Tepperman writes for a range of publications. In 2013, he was a guest columnist for the International New York Times (formerly the International Herald Tribune). He has also published analytic essays, profiles, Op-Eds, interviews, and book reviews in The New York Times and New York Times Magazine, The Washington Post, The Wall Street Journal, The Atlantic, The New Republic, and many other newspapers and magazines. He is the co-editor of three books: The U.S. vs Al Qaeda: A History of the War on Terror (2011), The Clash of Ideas: The Ideological Battles That Made the Modern World and Will Shape the Future (2011), and Iran and the Bomb: Solving the Persian Puzzle (2012).

He is a frequent media commentator on international affairs, appearing on CNN, MSNBC, the BBC, Fox News, NPR, Globo, and other networks, as well as radio, including The Brian Lehrer Show and The Diane Rehm Show.

Tepperman regularly conducts interviews with global leaders for Foreign Policy, Foreign Affairs, and the Halifax International Security Forum. Recent interviewees include Syrian President Bashar al-Assad, Japanese Prime Minister Shinzo Abe, Brazilian President Luiz Inacio Lula da Silva, Mexican President Enrique Peña Nieto, Turkish President Abdullah Gül, Israeli Prime Minister Ehud Barak, and US Senator John McCain.

In 2016, Tepperman delivered a TED Talk on the risky politics of progress.

In 2021, Tepperman delivered a seminar, in conjunction with the International Republican Institute (IRI) titled China and the Global Fight for Democracy. It featured many speakers, including Senator Dan Sullivan of Alaska, Congressmen Adam Kinzinger of Illinois and Tom Malinowski of New Jersey, IRI officials (Senior Advisor David O. Shullman and President Daniel Twining) and academic experts Emmanuel Matambo, a Senior Researcher at the University of Johannesburg Centre for African-China Studies and Nadège Rolland, a Senior Fellow of Political and Security Affairs at the National Bureau of Asian Research.

Tepperman is a member of the Council on Foreign Relations and a fellow of the New York Institute for the Humanities.

==The Fix==
In September 2016, Tepperman published The Fix: How Nations Survive and Thrive in a World in Decline. The book reveals often-overlooked good news stories in public policy, identifying ten pervasive and seemingly impossible challenges—including immigration reform, economic stagnation, political gridlock, corruption, and Islamic terrorism—and shows that, contrary to the general consensus, “each of these problems has a solution, and not just a theoretical one... They’ve all been tried, and they work. The trick is knowing where to look for them.”

The New York Times Book Review called it “An indispensable handbook. . . . Smart and agile. . . . The timing of this book could not be better. . . . Tepperman goes into impressive detail in each case study and delivers assessments in clear, pared-down prose.” The book was on the Financial Times “Best Business Books of 2016 Longlist” and was a Kirkus Starred Review.

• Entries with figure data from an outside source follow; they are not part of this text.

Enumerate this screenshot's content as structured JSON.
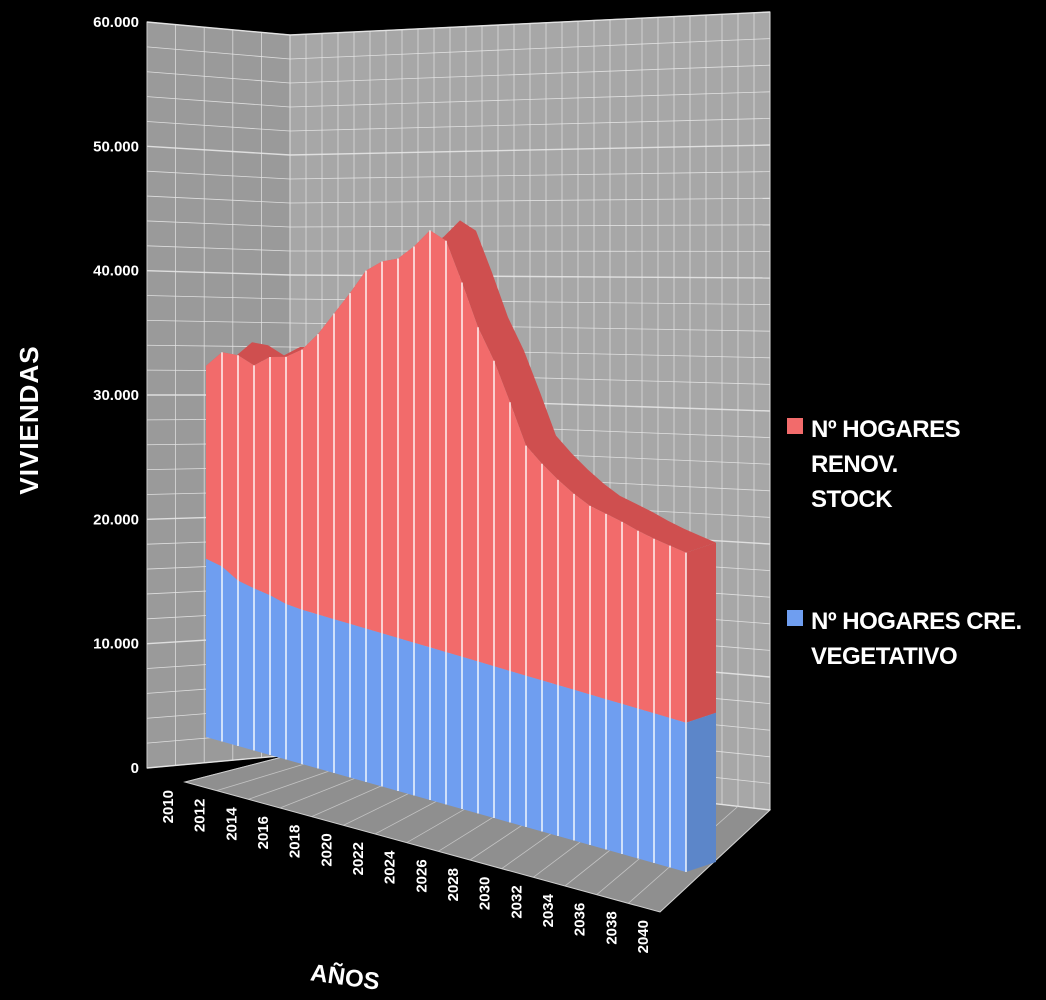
{
  "chart_data": {
    "type": "area",
    "stacked": true,
    "three_d": true,
    "xlabel": "AÑOS",
    "ylabel": "VIVIENDAS",
    "ylim": [
      0,
      60000
    ],
    "y_ticks": [
      "0",
      "10.000",
      "20.000",
      "30.000",
      "40.000",
      "50.000",
      "60.000"
    ],
    "x_ticks": [
      "2010",
      "2012",
      "2014",
      "2016",
      "2018",
      "2020",
      "2022",
      "2024",
      "2026",
      "2028",
      "2030",
      "2032",
      "2034",
      "2036",
      "2038",
      "2040"
    ],
    "x": [
      2010,
      2011,
      2012,
      2013,
      2014,
      2015,
      2016,
      2017,
      2018,
      2019,
      2020,
      2021,
      2022,
      2023,
      2024,
      2025,
      2026,
      2027,
      2028,
      2029,
      2030,
      2031,
      2032,
      2033,
      2034,
      2035,
      2036,
      2037,
      2038,
      2039,
      2040
    ],
    "grid": true,
    "legend_position": "right",
    "series": [
      {
        "name": "Nº HOGARES CRE. VEGETATIVO",
        "color": "#6f9ef0",
        "values": [
          17200,
          16900,
          16000,
          15700,
          15500,
          15100,
          15000,
          15000,
          15000,
          15000,
          15000,
          15000,
          15000,
          15000,
          15000,
          15000,
          15000,
          15000,
          15000,
          15000,
          15000,
          15000,
          15000,
          15000,
          15000,
          15000,
          15000,
          15000,
          15000,
          15000,
          15000
        ]
      },
      {
        "name": "Nº HOGARES RENOV. STOCK",
        "color": "#f26b6b",
        "values": [
          18600,
          20700,
          21800,
          21600,
          23100,
          24000,
          25300,
          27300,
          29800,
          32300,
          35000,
          36400,
          37200,
          38900,
          41000,
          40500,
          36900,
          33000,
          30200,
          26600,
          22800,
          21500,
          20400,
          19500,
          18800,
          18500,
          18200,
          17800,
          17500,
          17300,
          17100
        ]
      }
    ]
  },
  "legend": {
    "item1_line1": "Nº HOGARES RENOV.",
    "item1_line2": "STOCK",
    "item2_line1": "Nº HOGARES CRE.",
    "item2_line2": "VEGETATIVO"
  },
  "colors": {
    "background": "#000000",
    "wall": "#a7a7a7",
    "grid": "#e6e6e6",
    "renov": "#f26b6b",
    "renov_dark": "#cf4f4f",
    "vegetativo": "#6f9ef0",
    "vegetativo_dark": "#5c86c9"
  }
}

==Support for George Floyd protests==
On June 14, 2020, Tepperman, in the capacity of editor-in-chief of Foreign Policy, sent an e-mail to subscribers to the publication promoting support for "social justice". The message begins with the statement "George Floyd’s killing in Minneapolis police custody on May 25 has sparked an urgent national and global conversation about racism and how to address it. This discussion is long overdue.", and ends with "We are all in this together, and only together can we drive the necessary change."